Have you ever wondered who the biggest boomer in the world is? Turns out the answer is . . . Steve Sailer! I think he cheated a bit by posting that picture of his lawn just at the right time, but fine work nonetheless. I keep telling you to check out his blog but you never do.
An old one but including it in case you missed it: She Divorced Me Because I left Dishes by the Sink. Be sure to peruse the comments and see which way they trend. Angry single women: this is why no sensible men will marry you. Also, stuff like this. Do what the others do and go find yourself an idiot. There are always plenty of those around.

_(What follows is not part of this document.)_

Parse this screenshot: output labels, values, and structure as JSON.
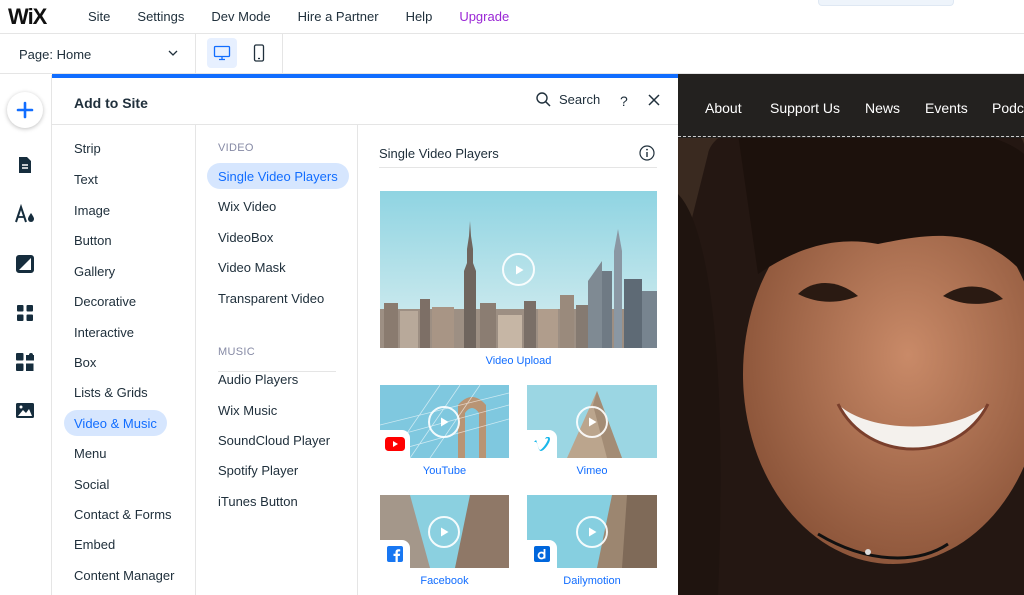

This story’s fantastic: in Australia, it is hard to fire someone. If you don’t have a good enough reason then you can get fined for ‘unfair dismissal’. To get around this, employers sometimes give a thieving or no-showing employee a severance payment on condition they quietly piss off and not make a fuss to the Fair Work Commission. In the vernacular this is known as ‘fuck-off money’. But what happens when a young man works for his own family, turns up late for dinner one night, and his parents crack the shits and sack him? Well, he gets $10,000.
Did you ever hear about Robert Owen? He became rich in the 1800s and decided to create one of the original communes where everyone would be equal and no one would be exploited. He tried a few times and all of these communities soon went to shit for the usual reasons – too many freeloaders and shysters. If only the world had learned the lesson way back then.
Extinction Rebellion is not really about global warming, says one of its founders. It’s about how white men are bad.
Barbara Ellen reckons we should stop praising men for dating women close to their own age, because why wouldn’t they?
Of course, were Barbara ever to lie about her own age on Tinder, do you think she might be prosecuted for it? I doubt it, but the Australian state of New South Wales might make it illegal to mislead a partner for sex. I have a feeling they are targeting fibs about income, employment, marital status and serious relationship potential – but not age, heavy makeup, padded bras or those corsets that suck your guts in. I just reckon.
Sweden’s 100 explosions this year: What’s going on? This BBC article does not dare to speculate. No doubt reporter Maddy Savage in Stockholm, despite extensive research, has not yet got to the bottom of it. Hang in there, Maddy!
I have mixed feelings about Quillette. A recent article about that Malmo thing pulled its punches almost as much as the BBC story did, but this one about elite opinion as signifying membership of a ‘luxury belief class‘ is worth your time. Anyone can afford a motor car these days, so the upper crust need something else.
If you’re going to cuck your man, go all out like this South African teacher and shag five of your teenage pupils, making sure the undertakings are filmed, uploaded online, and shared throughout the school. Here Didact discusses the husband’s reaction.
Wives making fun of their husband’s vasectomy – what does the humour reveal?
I wish I could go back to being 24 so I could know everything again, like this chap.
And in the Philippines, how can you get your name on the door of a nightclub for life? Get born on its dancefloor, that’s how.